Film pays comic tribute to hip, serious '70s duo



Ben Stiller and Owen Wilson play the pair with their trademark bumbling style.
By DAVID GERMAIN
ASSOCIATED PRESS
LOS ANGELES -- Ben's Starsky and Owen's Hutch.
This is the story of how the bumbling comic duo of Stiller and Wilson came to stand in for the hip and able grandpappies of buddy cops in "Starsky & amp; Hutch," the big-screen version of the 1970s TV series.
Real-life pals Ben Stiller and Owen Wilson have teamed up on half a dozen movies, "Meet the Parents," "Zoolander" and "The Royal Tenenbaums" among them. "Starsky & amp; Hutch" makes the most of the on-screen personalities each actor has cultivated -- Stiller the tightly wound fanatic, Wilson the laid-back bad boy.
When the TV show premiered in 1975, curly-haired brunette Starsky (Paul Michael Glaser) and blond Hutch (David Soul) already were amigos, a team whose strengths and weaknesses nicely complemented each other.
Set in the '70s, the movie version goes back to the beginning to show how Starsky and Hutch first partnered up and the growing pains as the salt-and-pepper pair struggled with their wildly different approaches to crime-fighting.
"We just kind of did it almost as if this was the original pilot of 'Starsky and Hutch,' and then they ended up firing us and hiring Paul Michael Glaser and David Soul," Stiller told The Associated Press in an interview alongside Wilson. "Two cooler guys.
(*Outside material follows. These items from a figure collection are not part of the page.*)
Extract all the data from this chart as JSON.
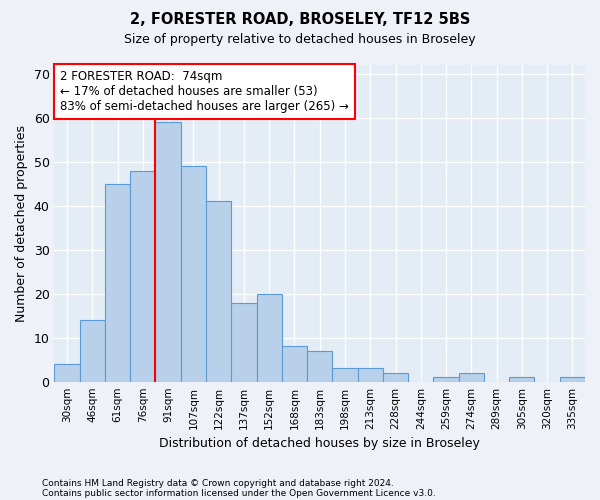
{
  "title1": "2, FORESTER ROAD, BROSELEY, TF12 5BS",
  "title2": "Size of property relative to detached houses in Broseley",
  "xlabel": "Distribution of detached houses by size in Broseley",
  "ylabel": "Number of detached properties",
  "categories": [
    "30sqm",
    "46sqm",
    "61sqm",
    "76sqm",
    "91sqm",
    "107sqm",
    "122sqm",
    "137sqm",
    "152sqm",
    "168sqm",
    "183sqm",
    "198sqm",
    "213sqm",
    "228sqm",
    "244sqm",
    "259sqm",
    "274sqm",
    "289sqm",
    "305sqm",
    "320sqm",
    "335sqm"
  ],
  "values": [
    4,
    14,
    45,
    48,
    59,
    49,
    41,
    18,
    20,
    8,
    7,
    3,
    3,
    2,
    0,
    1,
    2,
    0,
    1,
    0,
    1
  ],
  "bar_color": "#b8d0ea",
  "bar_edge_color": "#5b9bd5",
  "vline_x": 3.5,
  "vline_color": "red",
  "annotation_text": "2 FORESTER ROAD:  74sqm\n← 17% of detached houses are smaller (53)\n83% of semi-detached houses are larger (265) →",
  "annotation_box_color": "white",
  "annotation_box_edge": "red",
  "ylim": [
    0,
    72
  ],
  "yticks": [
    0,
    10,
    20,
    30,
    40,
    50,
    60,
    70
  ],
  "footnote1": "Contains HM Land Registry data © Crown copyright and database right 2024.",
  "footnote2": "Contains public sector information licensed under the Open Government Licence v3.0.",
  "bg_color": "#eef2f8",
  "plot_bg_color": "#e4ecf6"
}
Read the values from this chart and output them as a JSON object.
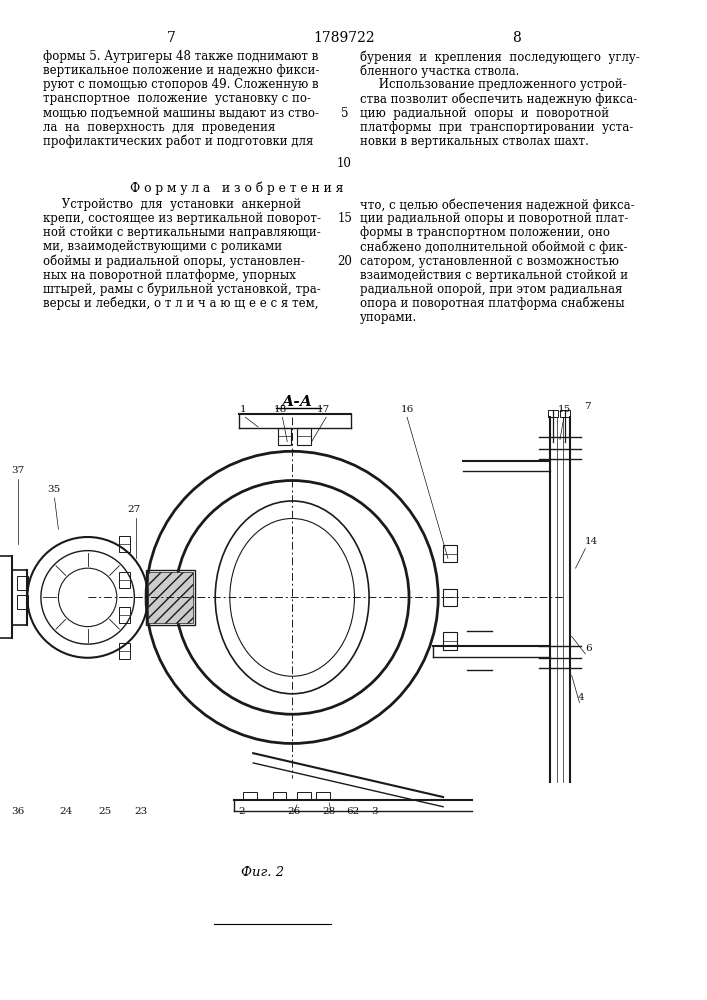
{
  "page_number_left": "7",
  "page_number_center": "1789722",
  "page_number_right": "8",
  "line_number_5": "5",
  "line_number_10": "10",
  "line_number_15": "15",
  "line_number_20": "20",
  "left_col_text": [
    "формы 5. Аутригеры 48 также поднимают в",
    "вертикальное положение и надежно фикси-",
    "руют с помощью стопоров 49. Сложенную в",
    "транспортное  положение  установку с по-",
    "мощью подъемной машины выдают из ство-",
    "ла  на  поверхность  для  проведения",
    "профилактических работ и подготовки для"
  ],
  "right_col_text": [
    "бурения  и  крепления  последующего  углу-",
    "бленного участка ствола.",
    "     Использование предложенного устрой-",
    "ства позволит обеспечить надежную фикса-",
    "цию  радиальной  опоры  и  поворотной",
    "платформы  при  транспортировании  уста-",
    "новки в вертикальных стволах шахт."
  ],
  "formula_title": "Ф о р м у л а   и з о б р е т е н и я",
  "formula_left": [
    "     Устройство  для  установки  анкерной",
    "крепи, состоящее из вертикальной поворот-",
    "ной стойки с вертикальными направляющи-",
    "ми, взаимодействующими с роликами",
    "обоймы и радиальной опоры, установлен-",
    "ных на поворотной платформе, упорных",
    "штырей, рамы с бурильной установкой, тра-",
    "версы и лебедки, о т л и ч а ю щ е е с я тем,"
  ],
  "formula_right": [
    "что, с целью обеспечения надежной фикса-",
    "ции радиальной опоры и поворотной плат-",
    "формы в транспортном положении, оно",
    "снабжено дополнительной обоймой с фик-",
    "сатором, установленной с возможностью",
    "взаимодействия с вертикальной стойкой и",
    "радиальной опорой, при этом радиальная",
    "опора и поворотная платформа снабжены",
    "упорами."
  ],
  "figure_label": "А-А",
  "figure_caption": "Фиг. 2",
  "bg_color": "#ffffff",
  "text_color": "#000000",
  "drawing_color": "#1a1a1a"
}
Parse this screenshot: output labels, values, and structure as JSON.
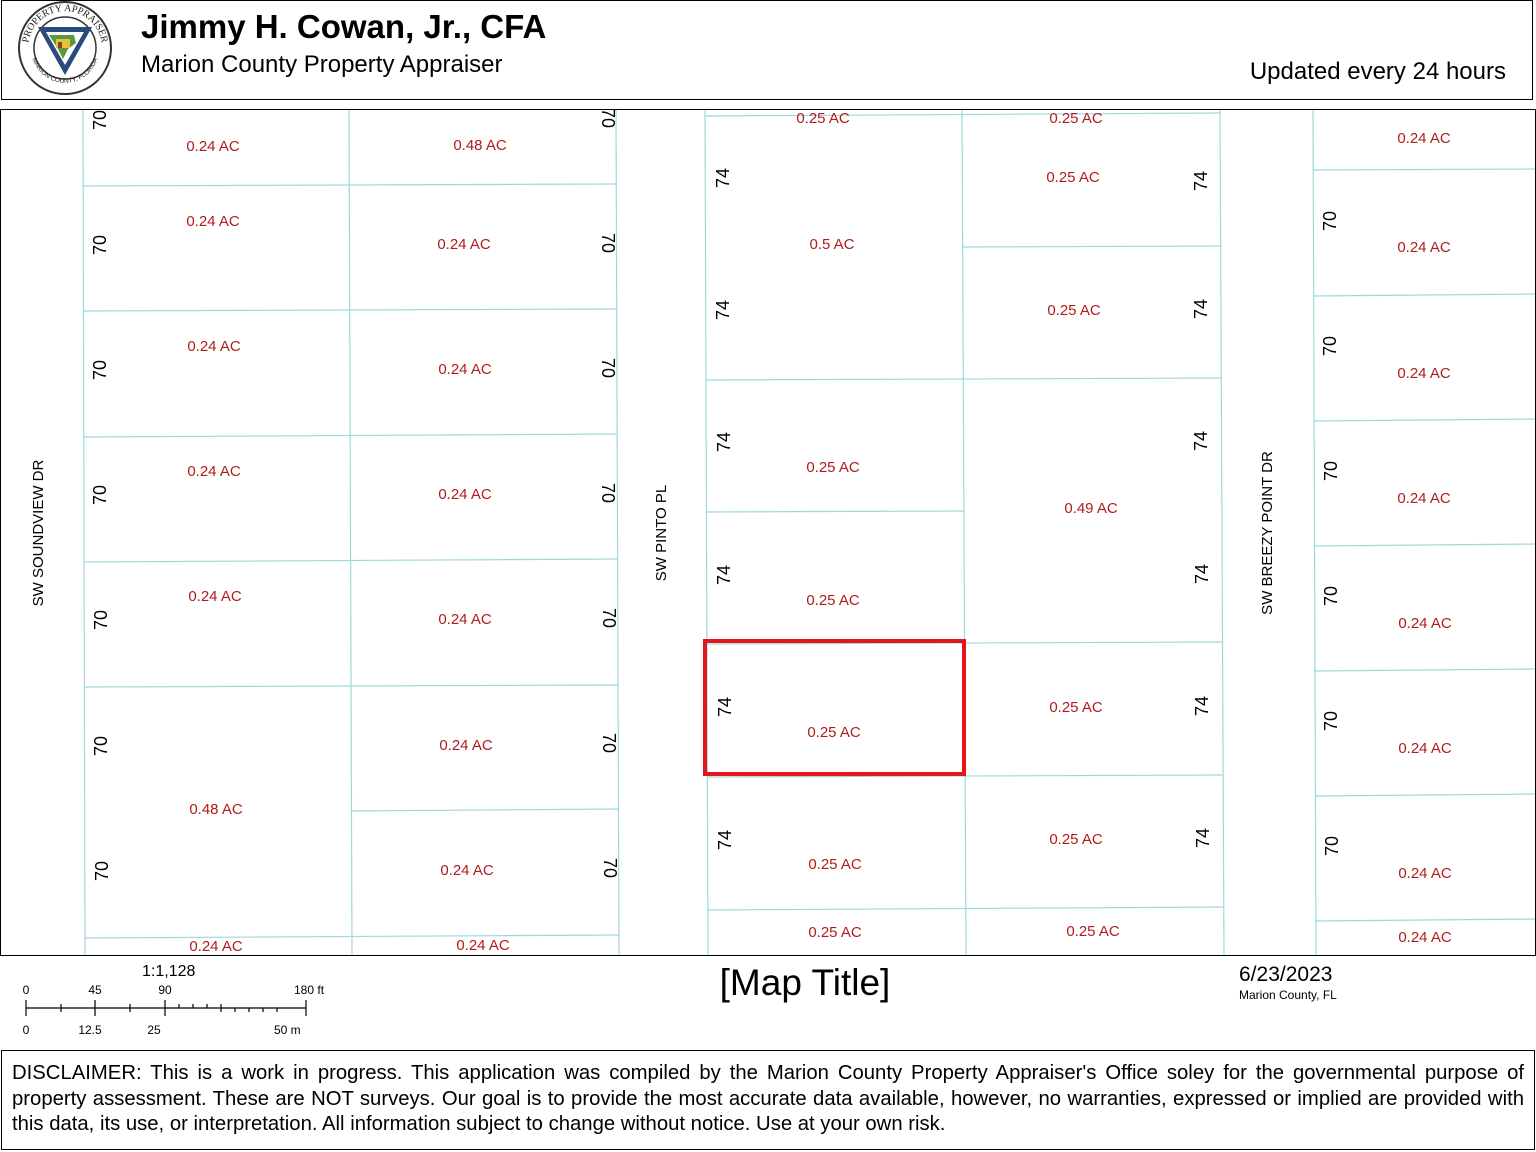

That was sort of the idea behind the tone of it."
Serious series
The series had comic undertones but essentially was a straight-ahead police show with two long-haired, street-chic undercover cops standing in for the prim, polite officers of earlier crime stories such as "Adam-12" or "Dragnet."
The movie aims for laughs, putting Starsky and Hutch through action-comedy paces as they are reluctantly hitched by their captain and set out to pursue a drug dealer (Vince Vaughn) peddling a dangerous new type of cocaine.
Snoop Dogg plays Starsky and Hutch's flashy underworld snitch, Huggy Bear. And of course, the movie co-stars the coolest of cool cop cars -- Starsky's red Gran Torino with the white stripe.
The car becomes the centerpiece of some key sight gags, and Starsky and Hutch come across more like Curly and Moe as they blunder through some less than stellar police work.
"Some of the comedy maybe in our movie came from the fact that in those guys [Glaser and Soul's Starsky and Hutch], there was some kind of inherent coolness in the way they work that I don't think we quite have," Wilson said. "Ben and I try, but in trying to kind of match that, maybe we fall a little short, and that's where some of the humor comes from."
Grew up with show
Stiller, 38, and Wilson, 35, grew up with "Starsky and Hutch" in the '70s. The son of actors Jerry Stiller and Anne Meara, Stiller recalls playing "Starsky and Hutch" on the streets of New York City. Wilson had a "Starsky and Hutch" lunch box and the Hot Wheels Gran Torino as a boy in suburban Dallas.
They are among millions of men worldwide in their 30s and 40s who got early lessons in the school of cool from watching "Starsky and Hutch."
"I can't walk the streets of London without some guy in his mid- to late 30s coming up to me and saying, 'You're the man,"' said Soul, who lives in England. "These people just identified with these two characters. They were new. They weren't cops first, but people first."
"They were multidimensional characters, and also, this was the advent of the buddy show. The two friends who did things together in all aspects of their lives, not just work," Glaser said.
The movie includes several nods to the original actors, including Wilson crooning "Don't Give Up On Us," Soul's 1970s pop hit. Glaser and Soul turn up briefly in their Starsky and Hutch personas, hesitantly passing the baton to Stiller and Wilson.